Matter of Gordon v. Rush

In Matter of Gordon v. Rush, 100 N.Y.2d 236 [2003], the SEQRA action at issue resulted from storms occurring during the winter of 1992-93 that caused substantial erosion to beaches in the Town of Southampton, New York. A group of oceanfront property owners requested permission to install shore-hardening structures to prevent further erosion. The Department of Environmental Conservation (DEC), acting as lead agency in a coordinated SEQRA review, issued a negative declaration, finding that an EIS was not required, because there would be no significant impact on the environment. The property owners group then submitted an amended application that was eventually handled by the Town's Coastal Erosion Hazard Board of Review, which declared itself lead agency to conduct its own SEQRA review. The Board of Review then issued a positive declaration, finding that the proposed structures could have significant effects on the environment, and required the owners to prepare a DEIS. The owners then commenced an Article 78 proceeding, challenging this determination (Matter of Gordon v.
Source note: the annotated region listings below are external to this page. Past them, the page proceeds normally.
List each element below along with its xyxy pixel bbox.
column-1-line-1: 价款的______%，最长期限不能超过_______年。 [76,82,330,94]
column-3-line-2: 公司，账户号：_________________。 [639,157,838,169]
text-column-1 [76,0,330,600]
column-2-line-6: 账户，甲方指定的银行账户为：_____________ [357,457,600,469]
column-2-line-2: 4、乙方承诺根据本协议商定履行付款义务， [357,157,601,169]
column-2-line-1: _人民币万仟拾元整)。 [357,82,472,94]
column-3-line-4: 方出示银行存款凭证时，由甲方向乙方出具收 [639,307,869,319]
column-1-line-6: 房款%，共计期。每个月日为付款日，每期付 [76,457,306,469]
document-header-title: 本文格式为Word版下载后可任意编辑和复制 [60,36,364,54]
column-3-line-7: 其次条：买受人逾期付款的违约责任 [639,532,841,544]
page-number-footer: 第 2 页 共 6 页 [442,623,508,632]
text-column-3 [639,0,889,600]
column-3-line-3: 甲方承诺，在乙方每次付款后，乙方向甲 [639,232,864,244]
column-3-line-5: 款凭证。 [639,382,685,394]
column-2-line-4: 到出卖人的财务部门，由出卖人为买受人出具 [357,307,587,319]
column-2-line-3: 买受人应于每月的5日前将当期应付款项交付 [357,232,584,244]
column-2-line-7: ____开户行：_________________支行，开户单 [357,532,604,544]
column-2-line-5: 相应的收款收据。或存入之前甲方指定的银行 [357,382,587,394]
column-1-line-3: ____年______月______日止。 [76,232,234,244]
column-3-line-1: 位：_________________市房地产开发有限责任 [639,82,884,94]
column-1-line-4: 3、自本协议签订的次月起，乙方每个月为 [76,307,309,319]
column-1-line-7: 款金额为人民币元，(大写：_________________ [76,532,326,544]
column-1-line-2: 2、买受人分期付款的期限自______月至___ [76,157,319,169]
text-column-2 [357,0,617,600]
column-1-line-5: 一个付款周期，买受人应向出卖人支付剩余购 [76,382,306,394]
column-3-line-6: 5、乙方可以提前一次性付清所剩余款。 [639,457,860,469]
Rush, 100 N.Y.2d at 241-42). The Court of Appeals held that the Board of Review's action in issuing a positive declaration constituted a final administrative action, ripe for review, because the action, if implemented, would cause actual injury to the property owners through the expenditure of a considerable amount of time and expense ( id. at 242). On the merits, the Court found that the Board of Review was bound by DEC's negative declaration, and it therefore acted outside the scope of its authority when it decided to conduct its own SEQRA review and issued its positive declaration ( id. at 243).